The HEARTS3 score is used to predict acute coronary syndrome by evaluating the findings of chest pain patients at the end of the second hour. Additionally, the American College of Cardiology (ACC)/American Heart Association (AHA) 2014 non-ST elevation acute coronary syndrome (NSTE-ACS) management guideline suggests assessing cardiac troponin levels at the third and sixth hours as a class 1A recommendation. This study aimed to explore the value of the HEARTS3 score for the evaluation of patients with chest pain and its utility for determining whether a patient is eligible for early discharge from the emergency department.

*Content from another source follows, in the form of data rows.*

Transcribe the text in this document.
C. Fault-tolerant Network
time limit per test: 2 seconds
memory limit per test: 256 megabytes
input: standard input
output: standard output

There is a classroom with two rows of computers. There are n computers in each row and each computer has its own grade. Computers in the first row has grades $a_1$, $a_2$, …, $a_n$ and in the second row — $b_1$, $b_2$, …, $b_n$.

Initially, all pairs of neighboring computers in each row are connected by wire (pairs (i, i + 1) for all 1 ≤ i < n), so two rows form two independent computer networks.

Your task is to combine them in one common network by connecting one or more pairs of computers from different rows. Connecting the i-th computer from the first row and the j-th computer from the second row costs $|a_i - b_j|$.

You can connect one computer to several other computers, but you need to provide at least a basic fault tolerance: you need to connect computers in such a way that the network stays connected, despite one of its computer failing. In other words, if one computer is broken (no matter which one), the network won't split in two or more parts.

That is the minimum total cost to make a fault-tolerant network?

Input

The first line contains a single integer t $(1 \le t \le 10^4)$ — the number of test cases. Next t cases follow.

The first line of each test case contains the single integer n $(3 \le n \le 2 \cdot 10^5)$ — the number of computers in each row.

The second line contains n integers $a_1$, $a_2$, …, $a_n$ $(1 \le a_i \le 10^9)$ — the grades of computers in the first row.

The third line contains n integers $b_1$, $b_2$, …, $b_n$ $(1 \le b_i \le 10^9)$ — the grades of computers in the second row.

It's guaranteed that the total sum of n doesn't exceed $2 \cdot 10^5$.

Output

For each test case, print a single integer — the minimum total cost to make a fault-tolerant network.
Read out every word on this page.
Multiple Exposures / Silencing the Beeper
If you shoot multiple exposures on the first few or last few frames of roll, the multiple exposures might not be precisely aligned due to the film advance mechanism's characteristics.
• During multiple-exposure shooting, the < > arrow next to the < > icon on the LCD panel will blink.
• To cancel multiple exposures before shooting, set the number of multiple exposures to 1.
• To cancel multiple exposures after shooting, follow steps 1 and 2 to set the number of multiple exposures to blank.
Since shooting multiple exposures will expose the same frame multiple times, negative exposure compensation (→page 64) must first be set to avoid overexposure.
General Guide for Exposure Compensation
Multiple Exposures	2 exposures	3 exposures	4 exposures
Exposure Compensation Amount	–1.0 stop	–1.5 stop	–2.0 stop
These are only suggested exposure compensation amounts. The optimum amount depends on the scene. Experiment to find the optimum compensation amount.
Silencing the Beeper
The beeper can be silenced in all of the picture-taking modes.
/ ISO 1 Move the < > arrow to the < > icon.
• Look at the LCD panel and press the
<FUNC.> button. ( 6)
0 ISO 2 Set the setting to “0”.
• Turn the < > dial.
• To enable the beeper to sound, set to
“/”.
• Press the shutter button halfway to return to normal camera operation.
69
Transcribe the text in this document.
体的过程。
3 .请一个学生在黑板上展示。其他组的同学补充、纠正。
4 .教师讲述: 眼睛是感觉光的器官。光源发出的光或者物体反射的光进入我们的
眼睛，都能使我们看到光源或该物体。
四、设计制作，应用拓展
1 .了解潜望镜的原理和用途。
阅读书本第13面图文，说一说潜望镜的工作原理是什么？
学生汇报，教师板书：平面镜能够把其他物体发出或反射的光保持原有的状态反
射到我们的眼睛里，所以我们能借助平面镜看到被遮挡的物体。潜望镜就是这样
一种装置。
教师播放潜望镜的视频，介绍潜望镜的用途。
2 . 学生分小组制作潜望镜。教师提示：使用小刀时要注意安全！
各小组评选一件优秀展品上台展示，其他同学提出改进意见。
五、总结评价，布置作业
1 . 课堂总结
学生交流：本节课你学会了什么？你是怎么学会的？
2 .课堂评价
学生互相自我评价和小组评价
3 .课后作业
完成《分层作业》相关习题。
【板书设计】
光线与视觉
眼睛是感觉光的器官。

This study was prospectively conducted between March 1, 2016 to May 31, 2016 at the ED of the Research and Training Hospital in İstanbul. A total of 136 patients were evaluated, and HEARTS3 scores were calculated at the second, third, and sixth hours. Receiver operating characteristic (ROC) curves were used to calculate the specificity, sensitivity, negative predictive value (NPV) and positive predictive value (PPV) of these scores. The primary outcome was the occurrence of major adverse cardiac events (MACEs) within 30 days.
In total, 29 patients with MACEs and 107 patients without MACEs were identified within 30 days. Based on the ROC curve, the cutoff value for early discharge was 6. The area under curve (AUC) values were 0.943, 0.963 and 0.976 at the second, third, and sixth hours, respectively. The sensitivity of the second-hour HEARTS3 score was 96.6%, and the NPV was 98.6%. Both the sensitivity and NPV reached 100% at the sixth hour.
The HEARTS3 score was considered a feasible method for the prediction of MACEs. We concluded that a patient with a HEARTS3 score less than 6 may be discharged without serial troponin and ECG examination.
HEARTS3评分用于通过评估胸痛患者在第2小时末的检查结果来预测急性冠状动脉综合征。此外,美国心脏病学会(ACC)/美国心脏协会(AHA)2014年非ST段抬高急性冠状动脉综合征(NSTE-ACS)管理指南建议,作为1A级推荐,在第3小时和第6小时评估心肌肌钙蛋白水平。本研究旨在探讨HEARTS3评分在胸痛患者评估中的价值及其在确定患者是否符合急诊科早期出院条件方面的效用。
本研究于2016年3月1日至2016年5月31日在伊斯坦布尔研究与培训医院急诊科前瞻性开展。共评估了136例患者,并在第2小时、第3小时和第6小时计算HEARTS3评分。采用受试者操作特征(ROC)曲线计算这些评分的特异性、敏感性、阴性预测值(NPV)和阳性预测值(PPV)。主要结局是30天内发生的主要不良心脏事件(MACE)。
30天内共识别出29例发生MACE的患者和107例未发生MACE的患者。根据ROC曲线,早期出院的临界值为6。第2小时、第3小时和第6小时的曲线下面积(AUC)值分别为0.943、0.963和0.976。第2小时HEARTS3评分的敏感性为96.6%,NPV为98.6%。在第6小时,敏感性和NPV均达到100%。
HEARTS3评分被认为是预测MACE的一种可行方法。我们得出结论,HEARTS3评分低于6的患者可能无需进行系列肌钙蛋白和心电图检查即可出院。